Но в моей голове безжалостной пилой визжат слова : «Он играет тобой! Вот что он делает! Почему ты не видишь ничего дальше своего носа? Он уводит тебя все выше и выше, и он бросит тебя там одну болтаться на краю бездны. Он – слепленный мной в один комок сгусток всего, от чего ты хотела убежать».

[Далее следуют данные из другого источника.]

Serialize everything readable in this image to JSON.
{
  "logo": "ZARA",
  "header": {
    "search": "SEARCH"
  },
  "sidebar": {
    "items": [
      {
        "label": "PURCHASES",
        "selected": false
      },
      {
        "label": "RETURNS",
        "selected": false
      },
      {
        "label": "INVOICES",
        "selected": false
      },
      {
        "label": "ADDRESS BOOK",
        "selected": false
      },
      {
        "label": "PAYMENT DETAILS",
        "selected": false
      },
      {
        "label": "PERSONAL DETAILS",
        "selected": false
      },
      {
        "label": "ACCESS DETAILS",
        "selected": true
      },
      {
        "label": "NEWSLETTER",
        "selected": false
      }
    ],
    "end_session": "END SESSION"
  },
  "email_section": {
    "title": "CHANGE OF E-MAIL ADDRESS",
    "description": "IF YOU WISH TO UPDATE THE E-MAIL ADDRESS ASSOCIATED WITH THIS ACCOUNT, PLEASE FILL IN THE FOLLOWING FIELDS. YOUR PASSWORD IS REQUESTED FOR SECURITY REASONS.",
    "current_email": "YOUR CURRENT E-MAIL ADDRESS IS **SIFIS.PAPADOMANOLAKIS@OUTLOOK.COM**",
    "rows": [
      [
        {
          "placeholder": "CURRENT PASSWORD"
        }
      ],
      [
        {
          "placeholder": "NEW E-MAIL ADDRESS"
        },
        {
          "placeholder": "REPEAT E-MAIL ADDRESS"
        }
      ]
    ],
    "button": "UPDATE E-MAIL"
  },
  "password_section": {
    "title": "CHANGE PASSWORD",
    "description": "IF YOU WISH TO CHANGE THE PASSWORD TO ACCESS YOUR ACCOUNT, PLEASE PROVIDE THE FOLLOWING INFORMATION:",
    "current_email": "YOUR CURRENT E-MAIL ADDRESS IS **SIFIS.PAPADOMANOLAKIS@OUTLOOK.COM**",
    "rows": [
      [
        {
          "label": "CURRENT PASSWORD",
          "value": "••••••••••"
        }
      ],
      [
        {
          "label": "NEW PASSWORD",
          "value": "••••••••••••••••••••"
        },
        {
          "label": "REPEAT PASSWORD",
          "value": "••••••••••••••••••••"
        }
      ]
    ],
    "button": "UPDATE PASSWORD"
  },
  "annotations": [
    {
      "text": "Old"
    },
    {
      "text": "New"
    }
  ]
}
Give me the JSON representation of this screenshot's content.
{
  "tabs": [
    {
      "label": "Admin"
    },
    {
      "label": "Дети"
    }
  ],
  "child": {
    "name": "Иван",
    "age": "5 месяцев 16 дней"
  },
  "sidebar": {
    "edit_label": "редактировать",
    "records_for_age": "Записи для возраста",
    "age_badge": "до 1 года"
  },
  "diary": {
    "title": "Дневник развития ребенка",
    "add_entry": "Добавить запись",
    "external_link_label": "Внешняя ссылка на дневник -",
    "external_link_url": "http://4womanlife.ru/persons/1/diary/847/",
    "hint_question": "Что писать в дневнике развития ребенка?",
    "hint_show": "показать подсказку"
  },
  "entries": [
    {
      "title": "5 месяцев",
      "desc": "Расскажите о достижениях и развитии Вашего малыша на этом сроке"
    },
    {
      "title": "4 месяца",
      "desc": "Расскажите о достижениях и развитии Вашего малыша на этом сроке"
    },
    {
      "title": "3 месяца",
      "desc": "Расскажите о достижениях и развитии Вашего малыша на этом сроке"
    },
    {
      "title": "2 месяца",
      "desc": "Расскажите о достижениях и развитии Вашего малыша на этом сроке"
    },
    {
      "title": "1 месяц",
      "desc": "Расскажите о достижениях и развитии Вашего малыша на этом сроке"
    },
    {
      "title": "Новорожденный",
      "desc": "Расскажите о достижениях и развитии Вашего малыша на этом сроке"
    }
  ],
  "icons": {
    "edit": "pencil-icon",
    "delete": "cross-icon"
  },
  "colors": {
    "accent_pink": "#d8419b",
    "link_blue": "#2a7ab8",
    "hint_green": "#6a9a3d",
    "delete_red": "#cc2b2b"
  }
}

Это мое средневековье. Это кусок моей жизни перед появлением Эммы. Я слушаю Ларри, который расхвастался, как никогда, расписывая мне свои подвиги. С того дня, когда Крэнмер на вершине Брайтонского холма уламывал своего сопливого подопечного, прошло семнадцать лет. Сегодня Ларри – лучший из обоймы агентов Конторы. Где же мы находимся? В Париже? В Стокгольме? В одном из лондонских пабов, в который еще раз мы уже никогда не придем? Мы на явочной квартире на Тоттенхем-Кордроуд еще до того, как здание, в котором она находилась, снесли, чтобы построить на его месте еще одну модернистскую пустышку. Ларри со стаканом виски в руке вышагивает по комнате, хмурясь своей гримасой Великого Вождя, а я наблюдаю за ним. Его пояс сполз на худые бедра. Пепел его отвратительных сигарет сыплется на расстегнутый черный жилет, который, как Ларри недавно решил, отныне будет его визитной карточкой. Его тонкие пальцы обращены вверх, когда он энергичными жестами подкрепляет полубред, который он несет. Знаменитый петтиферовский чуб, теперь, правда, уже с проседью, по-прежнему свисает ему на бровь, олицетворяя собой его полудетский бунт. Завтра он снова летит в Россию, официально, на месячный пустопорожний ученый семинар в МГУ, а в действительности – на свой ежегодный отдых под присмотром своего нынешнего контролера от КГБ. Невероятно, но это помощник атташе по культуре посольства в Лондоне Константин Абрамович Чечеев.